Até que, finalmente, há cerca de dois anos e meio, uma rodada de captação colocou a bordo da Pink Farms uma empresa de DNA 100% agrícola: o conglomerado gaúcho SLC, ainda que por meio de sua incubada SLC Ventures.
E o venture capital internacional, que poderia ajudar a irrigar a “cena” brasileira, não chegou, entre outras razões, segundo Rafael, por conta do “receio dos investidores em relação às questões regulatórias e tributárias daqui”. Mas não só:
“Houve alguns percalços no caminho. Foram feitos investimentos gigantescos no exterior no intuito de automatizar completamente a produção, e, quando foram ver, a conta não fechou. Para nós não faz sentido automatizar tudo, não compensa substituir processos manuais como o plantio e a colheita”

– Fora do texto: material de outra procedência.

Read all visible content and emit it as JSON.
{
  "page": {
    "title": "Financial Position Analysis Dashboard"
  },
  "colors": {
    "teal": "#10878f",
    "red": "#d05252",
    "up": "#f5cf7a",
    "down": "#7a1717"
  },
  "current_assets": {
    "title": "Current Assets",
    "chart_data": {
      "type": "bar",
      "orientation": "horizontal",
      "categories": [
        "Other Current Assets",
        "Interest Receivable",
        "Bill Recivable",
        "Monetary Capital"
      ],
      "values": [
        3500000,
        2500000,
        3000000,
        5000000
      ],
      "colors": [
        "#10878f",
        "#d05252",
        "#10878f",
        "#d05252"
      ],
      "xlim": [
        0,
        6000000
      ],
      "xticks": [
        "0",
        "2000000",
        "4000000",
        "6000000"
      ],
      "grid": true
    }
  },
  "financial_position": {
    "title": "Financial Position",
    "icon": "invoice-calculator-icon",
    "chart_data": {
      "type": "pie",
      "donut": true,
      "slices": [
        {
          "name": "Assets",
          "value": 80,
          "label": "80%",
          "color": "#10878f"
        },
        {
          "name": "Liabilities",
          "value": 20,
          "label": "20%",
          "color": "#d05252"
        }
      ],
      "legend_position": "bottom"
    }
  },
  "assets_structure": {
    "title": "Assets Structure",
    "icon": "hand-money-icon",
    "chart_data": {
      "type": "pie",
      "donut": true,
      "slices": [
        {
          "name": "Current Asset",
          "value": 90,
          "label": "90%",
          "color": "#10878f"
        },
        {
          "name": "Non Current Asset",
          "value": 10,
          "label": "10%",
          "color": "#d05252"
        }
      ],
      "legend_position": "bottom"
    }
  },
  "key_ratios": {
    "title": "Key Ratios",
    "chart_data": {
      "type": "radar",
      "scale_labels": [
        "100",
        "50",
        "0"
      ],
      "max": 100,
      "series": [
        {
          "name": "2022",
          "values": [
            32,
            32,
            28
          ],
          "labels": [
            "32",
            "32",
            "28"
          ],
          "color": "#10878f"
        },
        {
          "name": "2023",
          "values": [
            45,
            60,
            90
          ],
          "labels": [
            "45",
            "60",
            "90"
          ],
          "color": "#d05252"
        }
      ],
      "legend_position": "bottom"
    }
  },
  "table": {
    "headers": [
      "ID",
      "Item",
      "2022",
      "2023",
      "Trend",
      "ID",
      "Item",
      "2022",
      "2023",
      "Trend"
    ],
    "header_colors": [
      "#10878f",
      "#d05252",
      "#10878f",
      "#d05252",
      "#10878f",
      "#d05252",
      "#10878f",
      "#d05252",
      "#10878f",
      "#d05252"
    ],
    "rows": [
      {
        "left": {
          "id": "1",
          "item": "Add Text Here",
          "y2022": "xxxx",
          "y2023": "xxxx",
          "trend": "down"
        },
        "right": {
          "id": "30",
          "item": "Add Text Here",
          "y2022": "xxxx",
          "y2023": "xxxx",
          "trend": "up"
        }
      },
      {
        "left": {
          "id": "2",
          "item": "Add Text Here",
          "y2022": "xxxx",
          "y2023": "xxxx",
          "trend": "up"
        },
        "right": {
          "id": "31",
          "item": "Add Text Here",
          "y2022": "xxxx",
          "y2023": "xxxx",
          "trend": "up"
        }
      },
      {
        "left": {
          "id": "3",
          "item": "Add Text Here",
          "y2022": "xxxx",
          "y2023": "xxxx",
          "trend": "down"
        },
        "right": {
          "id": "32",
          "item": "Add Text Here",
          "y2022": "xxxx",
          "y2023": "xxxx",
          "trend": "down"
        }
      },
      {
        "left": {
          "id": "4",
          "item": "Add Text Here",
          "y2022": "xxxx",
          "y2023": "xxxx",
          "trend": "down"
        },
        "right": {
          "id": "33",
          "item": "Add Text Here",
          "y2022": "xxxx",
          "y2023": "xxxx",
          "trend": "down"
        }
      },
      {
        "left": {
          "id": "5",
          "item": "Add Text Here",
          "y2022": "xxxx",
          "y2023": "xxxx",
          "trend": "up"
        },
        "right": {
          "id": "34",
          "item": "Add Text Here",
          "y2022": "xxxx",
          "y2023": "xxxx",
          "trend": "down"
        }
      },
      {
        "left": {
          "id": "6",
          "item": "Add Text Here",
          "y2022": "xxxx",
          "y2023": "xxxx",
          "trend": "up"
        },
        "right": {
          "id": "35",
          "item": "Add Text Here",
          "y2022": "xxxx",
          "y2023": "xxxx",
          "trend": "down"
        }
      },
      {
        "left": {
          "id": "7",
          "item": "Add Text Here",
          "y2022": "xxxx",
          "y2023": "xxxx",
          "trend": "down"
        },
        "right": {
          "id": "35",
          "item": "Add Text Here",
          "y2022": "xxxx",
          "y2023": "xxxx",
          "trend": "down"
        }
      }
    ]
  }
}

Se Rafael não vê espaço para a entrada da IA nas fazendas verticais, acredita que há campo vasto para melhora tecnológica dos insumos. Como as sementes, que ele gostaria de ver mais adaptadas às condições de aceleração de crescimento próprias da iluminação artificial. Ou a própria energia, cujo custo Rafael sonha ver despencar um dia com a fusão nuclear, alternativa ainda distante.
Enquanto esse futuro com cara de ficção científica não chega, a startup se vira como pode. Quando, em novembro de 2023, mais um apagão deixou São Paulo sem luz, os gêmeos precisaram recorrer a uma solução ao mesmo tempo antiquada e adequada: compraram um gerador a diesel.